The model generates odour contours which depict likely odour concentrations, expressed as odour units (OUs), which can be mapped spatially.
In this example provided, the 5 OU contour represents a point at which it can be expected that odours of weak concentration will not be noticeable for 99.9 % of the time. Depending on the input parameters, the location and shape of the odour contours can vary significantly.
Local meteorological patterns are determined through data obtained from nearby weather stations, located at airports, agricultural research stations, industrial sites. If these sources are not available then a weather station is established on site and data is captured over an extended period.
A key output from the weather data is a wind rose - it visually identifies the predominant wind direction, speed and frequency over time. This helps to assess the rate at which odour will disperse. The direction of light winds is also important, as these disperse odour at a slower rate and pose a greater risk of impacting residents’ amenity.

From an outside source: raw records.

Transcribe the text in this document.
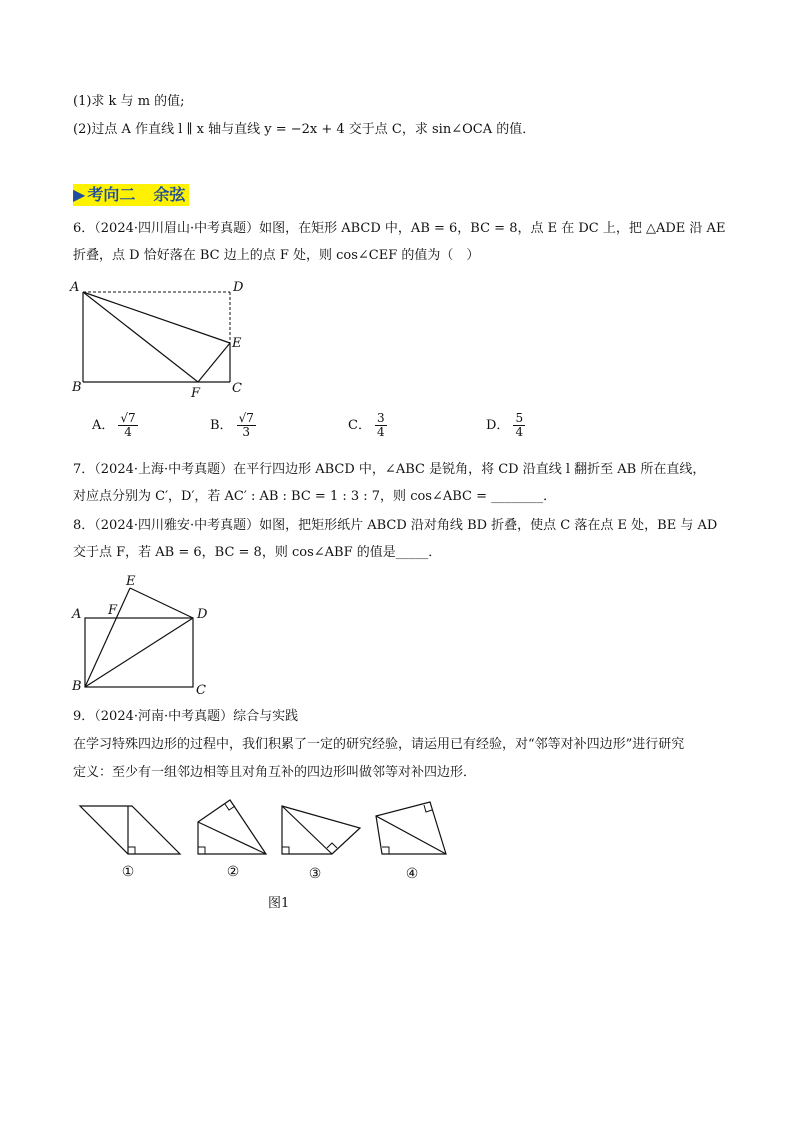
(1)求 k 与 m 的值;
(2)过点 A 作直线 l ∥ x 轴与直线 y = −2x + 4 交于点 C，求 sin∠OCA 的值．
▶ 考向二 余弦
6．（2024·四川眉山·中考真题）如图，在矩形 ABCD 中，AB = 6，BC = 8，点 E 在 DC 上，把 △ADE 沿 AE
折叠，点 D 恰好落在 BC 边上的点 F 处，则 cos∠CEF 的值为（　）
A	D
E
B	F C
A． $\frac{√7}{4}$	B． $\frac{√7}{3}$	C． $\frac{3}{4}$	D． $\frac{5}{4}$
7．（2024·上海·中考真题）在平行四边形 ABCD 中，∠ABC 是锐角，将 CD 沿直线 l 翻折至 AB 所在直线，
对应点分别为 C′，D′，若 AC′ : AB : BC = 1 : 3 : 7，则 cos∠ABC = ________．
8．（2024·四川雅安·中考真题）如图，把矩形纸片 ABCD 沿对角线 BD 折叠，使点 C 落在点 E 处，BE 与 AD
交于点 F，若 AB = 6，BC = 8，则 cos∠ABF 的值是_____．
E
F
A	D
B	C
9．（2024·河南·中考真题）综合与实践
在学习特殊四边形的过程中，我们积累了一定的研究经验，请运用已有经验，对“邻等对补四边形”进行研究
定义：至少有一组邻边相等且对角互补的四边形叫做邻等对补四边形．
①	②	③	④
图1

Odour buffers are a useful tool to support the planning and management of wastewater treatment plants and their surrounding areas. Defining the extent of buffers is dependent on the results of odour modelling and many factors which can vary over time.
Many treatment plants are dynamic, adapting to service an increasing population and deliver new products and services, such as recycled water, nutrients, biosolids, biogas. This means buffer lines also need to be dynamic. Odour modelling and buffers are a tool which should be used to support, not replace, best practice land use planning and urban design.